So let's say that I have a DataFrame that is in an event based order. Basically every time something happens, I get a new event that says someone changed location or job. Here is what an example input could look like:
+--------+----+----------------+---------------+
|event_id|name| job| location|
+--------+----+----------------+---------------+
| 10| Bob| Manager| |
| 9| Joe| | HQ|
| 8| Tim| |New York Office|
| 7| Joe| |New York Office|
| 6| Joe| Head Programmer| |
| 5| Bob| | LA Office|
| 4| Tim| Manager| HQ|
| 3| Bob| |New York Office|
| 2| Bob|DB Administrator| HQ|
| 1| Joe| Programmer| HQ|
+--------+----+----------------+---------------+
In this example, 10 is the newest event and 1 is the oldest.

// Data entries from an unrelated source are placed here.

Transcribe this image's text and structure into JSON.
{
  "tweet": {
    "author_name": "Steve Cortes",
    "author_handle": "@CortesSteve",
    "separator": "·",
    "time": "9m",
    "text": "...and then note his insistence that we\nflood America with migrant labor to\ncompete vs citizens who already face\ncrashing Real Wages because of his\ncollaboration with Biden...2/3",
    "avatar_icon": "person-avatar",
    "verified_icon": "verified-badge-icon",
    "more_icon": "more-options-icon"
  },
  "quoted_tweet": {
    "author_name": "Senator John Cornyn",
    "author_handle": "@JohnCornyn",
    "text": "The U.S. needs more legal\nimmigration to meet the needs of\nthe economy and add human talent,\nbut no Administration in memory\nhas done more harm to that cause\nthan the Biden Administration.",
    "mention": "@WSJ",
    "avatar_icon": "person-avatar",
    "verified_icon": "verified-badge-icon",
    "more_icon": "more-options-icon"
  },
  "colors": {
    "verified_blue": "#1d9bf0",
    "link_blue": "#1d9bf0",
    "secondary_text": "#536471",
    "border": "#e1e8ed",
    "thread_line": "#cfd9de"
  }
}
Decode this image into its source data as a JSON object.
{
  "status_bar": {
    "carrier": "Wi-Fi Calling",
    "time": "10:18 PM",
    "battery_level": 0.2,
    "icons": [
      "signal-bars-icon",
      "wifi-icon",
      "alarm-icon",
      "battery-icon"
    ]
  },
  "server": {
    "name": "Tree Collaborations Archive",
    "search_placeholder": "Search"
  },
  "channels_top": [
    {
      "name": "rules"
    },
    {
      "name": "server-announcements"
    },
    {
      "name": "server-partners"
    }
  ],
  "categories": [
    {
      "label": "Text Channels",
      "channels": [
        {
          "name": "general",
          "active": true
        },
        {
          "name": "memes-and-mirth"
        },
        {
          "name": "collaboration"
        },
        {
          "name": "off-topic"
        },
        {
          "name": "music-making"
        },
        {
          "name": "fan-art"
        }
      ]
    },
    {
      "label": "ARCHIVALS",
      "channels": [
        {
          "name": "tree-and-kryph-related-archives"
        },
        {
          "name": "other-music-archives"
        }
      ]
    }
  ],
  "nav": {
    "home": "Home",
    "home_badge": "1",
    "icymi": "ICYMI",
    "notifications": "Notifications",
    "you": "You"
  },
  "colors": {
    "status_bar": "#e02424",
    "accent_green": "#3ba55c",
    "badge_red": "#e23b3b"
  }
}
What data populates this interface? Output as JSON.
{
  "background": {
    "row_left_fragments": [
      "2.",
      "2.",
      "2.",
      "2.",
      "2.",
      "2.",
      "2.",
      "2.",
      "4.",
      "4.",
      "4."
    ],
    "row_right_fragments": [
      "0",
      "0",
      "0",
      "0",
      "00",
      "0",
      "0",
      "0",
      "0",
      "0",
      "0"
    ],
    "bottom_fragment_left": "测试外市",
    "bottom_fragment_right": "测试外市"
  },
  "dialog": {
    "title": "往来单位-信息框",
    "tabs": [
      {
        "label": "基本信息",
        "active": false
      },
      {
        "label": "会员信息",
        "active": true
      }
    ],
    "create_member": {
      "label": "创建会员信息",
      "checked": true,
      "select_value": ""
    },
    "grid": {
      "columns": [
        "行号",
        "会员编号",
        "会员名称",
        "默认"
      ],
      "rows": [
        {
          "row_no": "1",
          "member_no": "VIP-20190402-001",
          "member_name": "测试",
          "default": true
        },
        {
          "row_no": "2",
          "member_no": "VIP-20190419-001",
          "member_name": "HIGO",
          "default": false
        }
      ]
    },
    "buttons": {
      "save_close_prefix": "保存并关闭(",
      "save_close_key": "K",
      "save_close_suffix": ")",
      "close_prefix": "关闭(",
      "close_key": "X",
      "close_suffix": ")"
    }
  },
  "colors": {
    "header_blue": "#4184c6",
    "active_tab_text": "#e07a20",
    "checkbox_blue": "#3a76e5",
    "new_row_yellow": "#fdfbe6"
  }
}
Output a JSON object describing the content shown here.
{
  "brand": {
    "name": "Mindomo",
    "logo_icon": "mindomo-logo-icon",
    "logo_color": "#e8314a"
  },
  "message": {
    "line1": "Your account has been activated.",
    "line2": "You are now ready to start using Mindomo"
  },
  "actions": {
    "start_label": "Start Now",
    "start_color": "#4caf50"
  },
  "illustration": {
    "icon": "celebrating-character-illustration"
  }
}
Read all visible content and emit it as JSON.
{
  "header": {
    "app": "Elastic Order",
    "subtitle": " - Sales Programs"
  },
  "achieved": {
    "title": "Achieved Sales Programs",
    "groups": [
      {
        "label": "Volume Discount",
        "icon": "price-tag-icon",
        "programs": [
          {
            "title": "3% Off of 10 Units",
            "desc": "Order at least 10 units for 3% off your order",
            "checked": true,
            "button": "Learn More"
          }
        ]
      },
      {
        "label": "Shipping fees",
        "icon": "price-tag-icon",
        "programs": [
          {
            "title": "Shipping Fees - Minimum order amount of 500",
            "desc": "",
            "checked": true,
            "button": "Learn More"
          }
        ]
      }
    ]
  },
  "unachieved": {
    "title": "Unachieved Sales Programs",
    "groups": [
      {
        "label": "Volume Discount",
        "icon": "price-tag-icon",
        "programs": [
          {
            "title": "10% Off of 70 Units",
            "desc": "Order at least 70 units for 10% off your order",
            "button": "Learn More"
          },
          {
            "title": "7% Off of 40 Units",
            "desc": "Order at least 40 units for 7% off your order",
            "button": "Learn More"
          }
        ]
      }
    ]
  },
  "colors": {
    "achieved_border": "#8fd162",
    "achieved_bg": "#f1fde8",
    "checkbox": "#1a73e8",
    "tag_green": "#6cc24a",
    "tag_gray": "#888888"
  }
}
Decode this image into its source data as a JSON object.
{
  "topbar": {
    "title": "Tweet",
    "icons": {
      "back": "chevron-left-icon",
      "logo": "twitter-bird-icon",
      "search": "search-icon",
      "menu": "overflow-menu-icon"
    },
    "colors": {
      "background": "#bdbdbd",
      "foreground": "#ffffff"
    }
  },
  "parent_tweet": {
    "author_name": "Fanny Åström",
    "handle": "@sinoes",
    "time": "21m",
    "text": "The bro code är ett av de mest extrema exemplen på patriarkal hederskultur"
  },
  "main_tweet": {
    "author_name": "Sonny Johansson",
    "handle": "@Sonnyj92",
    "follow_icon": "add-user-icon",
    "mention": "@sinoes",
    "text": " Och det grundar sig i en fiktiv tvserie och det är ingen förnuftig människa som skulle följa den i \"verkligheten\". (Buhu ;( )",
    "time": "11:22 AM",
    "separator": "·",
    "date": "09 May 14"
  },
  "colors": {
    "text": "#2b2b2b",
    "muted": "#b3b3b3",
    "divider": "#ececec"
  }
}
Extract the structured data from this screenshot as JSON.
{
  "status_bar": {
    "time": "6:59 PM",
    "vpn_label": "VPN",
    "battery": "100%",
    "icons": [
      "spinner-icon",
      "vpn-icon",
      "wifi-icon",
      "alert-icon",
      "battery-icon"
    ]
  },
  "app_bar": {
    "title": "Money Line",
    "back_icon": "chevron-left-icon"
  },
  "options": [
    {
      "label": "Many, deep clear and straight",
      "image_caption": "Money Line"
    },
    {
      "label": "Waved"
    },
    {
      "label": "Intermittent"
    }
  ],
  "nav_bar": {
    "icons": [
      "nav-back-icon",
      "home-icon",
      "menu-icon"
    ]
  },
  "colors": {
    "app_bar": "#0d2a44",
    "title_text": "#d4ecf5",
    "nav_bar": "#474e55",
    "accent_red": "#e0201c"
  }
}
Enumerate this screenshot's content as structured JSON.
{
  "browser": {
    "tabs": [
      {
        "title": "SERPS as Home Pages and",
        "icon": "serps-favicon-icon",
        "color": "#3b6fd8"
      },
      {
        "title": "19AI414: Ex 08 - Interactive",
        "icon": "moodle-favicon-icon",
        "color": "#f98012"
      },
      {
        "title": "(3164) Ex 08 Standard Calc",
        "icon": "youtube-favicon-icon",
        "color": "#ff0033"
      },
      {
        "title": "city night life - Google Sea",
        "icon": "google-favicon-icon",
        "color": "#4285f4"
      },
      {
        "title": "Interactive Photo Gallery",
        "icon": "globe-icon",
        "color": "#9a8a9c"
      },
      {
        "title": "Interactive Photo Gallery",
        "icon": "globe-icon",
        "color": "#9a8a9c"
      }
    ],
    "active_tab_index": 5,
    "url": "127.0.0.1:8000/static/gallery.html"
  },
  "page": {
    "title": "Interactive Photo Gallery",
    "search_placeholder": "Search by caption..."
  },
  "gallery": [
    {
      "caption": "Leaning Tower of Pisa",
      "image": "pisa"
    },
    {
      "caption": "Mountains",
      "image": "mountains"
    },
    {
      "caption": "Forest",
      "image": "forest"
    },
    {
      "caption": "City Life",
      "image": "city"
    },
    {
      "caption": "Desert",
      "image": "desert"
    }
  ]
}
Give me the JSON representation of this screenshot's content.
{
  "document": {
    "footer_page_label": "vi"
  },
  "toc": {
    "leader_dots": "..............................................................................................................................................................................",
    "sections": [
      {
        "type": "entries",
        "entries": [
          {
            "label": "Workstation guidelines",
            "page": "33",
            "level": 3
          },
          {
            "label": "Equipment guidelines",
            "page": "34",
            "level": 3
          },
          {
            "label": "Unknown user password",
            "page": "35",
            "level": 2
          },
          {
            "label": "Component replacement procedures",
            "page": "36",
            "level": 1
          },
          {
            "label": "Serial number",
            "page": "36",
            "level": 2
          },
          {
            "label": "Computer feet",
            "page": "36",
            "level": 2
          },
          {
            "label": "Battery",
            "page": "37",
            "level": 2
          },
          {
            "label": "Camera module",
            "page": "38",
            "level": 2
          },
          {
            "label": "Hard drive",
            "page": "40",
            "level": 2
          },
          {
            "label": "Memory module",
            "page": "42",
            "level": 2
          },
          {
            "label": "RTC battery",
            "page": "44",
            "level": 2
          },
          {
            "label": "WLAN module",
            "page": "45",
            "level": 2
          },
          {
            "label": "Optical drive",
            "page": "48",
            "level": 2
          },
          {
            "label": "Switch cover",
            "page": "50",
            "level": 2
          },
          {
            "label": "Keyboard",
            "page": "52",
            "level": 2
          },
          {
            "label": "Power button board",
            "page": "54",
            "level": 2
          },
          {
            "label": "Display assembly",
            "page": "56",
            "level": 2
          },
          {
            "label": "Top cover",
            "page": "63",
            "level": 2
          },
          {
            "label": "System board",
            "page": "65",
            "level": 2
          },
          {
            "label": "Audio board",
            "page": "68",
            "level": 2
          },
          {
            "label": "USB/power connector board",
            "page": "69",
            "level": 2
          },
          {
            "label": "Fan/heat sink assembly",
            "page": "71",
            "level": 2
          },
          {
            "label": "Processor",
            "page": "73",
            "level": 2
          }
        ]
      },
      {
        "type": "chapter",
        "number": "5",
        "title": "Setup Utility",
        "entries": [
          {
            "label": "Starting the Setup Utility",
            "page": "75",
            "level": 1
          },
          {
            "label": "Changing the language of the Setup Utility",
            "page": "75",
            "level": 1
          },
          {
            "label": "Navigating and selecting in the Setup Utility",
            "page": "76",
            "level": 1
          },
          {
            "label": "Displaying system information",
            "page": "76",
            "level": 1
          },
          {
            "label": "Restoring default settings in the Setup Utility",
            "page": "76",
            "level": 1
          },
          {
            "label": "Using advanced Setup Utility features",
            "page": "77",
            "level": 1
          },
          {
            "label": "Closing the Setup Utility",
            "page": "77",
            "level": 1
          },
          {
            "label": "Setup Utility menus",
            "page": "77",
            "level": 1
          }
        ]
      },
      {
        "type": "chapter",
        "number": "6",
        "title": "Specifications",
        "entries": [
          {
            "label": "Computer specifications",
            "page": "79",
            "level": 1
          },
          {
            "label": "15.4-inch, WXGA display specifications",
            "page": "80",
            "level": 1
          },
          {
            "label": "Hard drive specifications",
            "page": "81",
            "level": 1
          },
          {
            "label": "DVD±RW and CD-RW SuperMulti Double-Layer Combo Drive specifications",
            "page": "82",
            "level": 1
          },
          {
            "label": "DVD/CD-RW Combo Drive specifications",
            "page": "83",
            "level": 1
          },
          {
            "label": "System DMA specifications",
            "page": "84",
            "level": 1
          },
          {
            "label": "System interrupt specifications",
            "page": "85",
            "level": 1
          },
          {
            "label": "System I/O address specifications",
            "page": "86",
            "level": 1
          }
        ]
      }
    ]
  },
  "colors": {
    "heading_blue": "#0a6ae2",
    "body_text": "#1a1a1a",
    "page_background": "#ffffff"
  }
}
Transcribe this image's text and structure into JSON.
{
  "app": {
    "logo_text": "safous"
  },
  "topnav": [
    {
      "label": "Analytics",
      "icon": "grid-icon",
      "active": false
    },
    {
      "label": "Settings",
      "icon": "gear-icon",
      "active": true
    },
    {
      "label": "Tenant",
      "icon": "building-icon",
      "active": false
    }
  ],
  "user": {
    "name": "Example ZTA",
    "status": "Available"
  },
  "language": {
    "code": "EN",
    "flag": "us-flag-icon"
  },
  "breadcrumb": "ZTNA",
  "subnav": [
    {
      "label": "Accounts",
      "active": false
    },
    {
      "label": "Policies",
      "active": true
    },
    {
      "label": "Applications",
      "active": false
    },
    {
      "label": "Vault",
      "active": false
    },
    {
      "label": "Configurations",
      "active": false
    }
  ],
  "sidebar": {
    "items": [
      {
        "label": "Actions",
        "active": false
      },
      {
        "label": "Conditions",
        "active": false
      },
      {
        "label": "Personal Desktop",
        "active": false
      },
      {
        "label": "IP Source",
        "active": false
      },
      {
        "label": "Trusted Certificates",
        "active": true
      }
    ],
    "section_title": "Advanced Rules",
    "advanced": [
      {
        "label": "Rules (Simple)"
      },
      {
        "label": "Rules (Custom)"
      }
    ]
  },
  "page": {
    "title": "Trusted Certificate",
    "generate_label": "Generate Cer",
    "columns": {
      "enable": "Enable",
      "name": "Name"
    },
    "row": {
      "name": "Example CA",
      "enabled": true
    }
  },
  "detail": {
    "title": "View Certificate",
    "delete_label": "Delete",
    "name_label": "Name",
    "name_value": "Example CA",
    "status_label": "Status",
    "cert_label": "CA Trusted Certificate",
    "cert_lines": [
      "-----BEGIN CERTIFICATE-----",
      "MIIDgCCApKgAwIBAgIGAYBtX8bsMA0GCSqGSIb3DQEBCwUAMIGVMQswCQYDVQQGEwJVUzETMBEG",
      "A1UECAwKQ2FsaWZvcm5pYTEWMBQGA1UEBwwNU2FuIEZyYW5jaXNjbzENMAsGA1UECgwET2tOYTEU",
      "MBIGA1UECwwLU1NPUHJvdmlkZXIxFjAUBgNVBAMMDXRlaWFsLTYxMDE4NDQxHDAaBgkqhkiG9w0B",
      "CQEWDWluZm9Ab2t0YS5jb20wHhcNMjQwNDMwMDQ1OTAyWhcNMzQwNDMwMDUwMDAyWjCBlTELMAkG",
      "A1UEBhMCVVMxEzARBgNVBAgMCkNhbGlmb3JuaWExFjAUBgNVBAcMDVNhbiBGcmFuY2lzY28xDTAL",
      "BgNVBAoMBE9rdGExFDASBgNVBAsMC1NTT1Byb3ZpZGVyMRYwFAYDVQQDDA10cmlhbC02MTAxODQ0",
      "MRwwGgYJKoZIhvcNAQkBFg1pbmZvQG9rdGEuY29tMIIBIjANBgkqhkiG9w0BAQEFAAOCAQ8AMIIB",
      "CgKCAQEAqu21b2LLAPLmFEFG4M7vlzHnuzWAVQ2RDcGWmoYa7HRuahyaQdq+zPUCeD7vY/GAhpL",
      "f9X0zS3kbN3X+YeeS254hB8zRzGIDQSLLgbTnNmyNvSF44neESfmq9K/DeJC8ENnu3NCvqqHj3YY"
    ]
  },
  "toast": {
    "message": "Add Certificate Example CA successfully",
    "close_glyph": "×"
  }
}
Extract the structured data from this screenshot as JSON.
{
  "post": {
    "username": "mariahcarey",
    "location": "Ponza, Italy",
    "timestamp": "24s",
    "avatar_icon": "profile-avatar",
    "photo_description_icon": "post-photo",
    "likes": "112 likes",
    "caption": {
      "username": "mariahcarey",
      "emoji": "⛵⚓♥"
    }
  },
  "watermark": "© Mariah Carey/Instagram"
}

Now I want get the newest information about each person. Here is what I would want the output to be:
+----+---------------+---------------+
|name| job| location|
+----+---------------+---------------+
| Bob| Manager| LA Office|
| Joe|Head Programmer| HQ|
| Tim| Manager|New York Office|
+----+---------------+---------------+
The current way that I do this reorganization is by collecting the data and then looping through the events, from newest to oldest in order to find the information about each person. The issue with this approach is that it is extremely slow for large DataFrame and it eventually won't all fit within the memory of one computer. What is the proper way to do this with spark?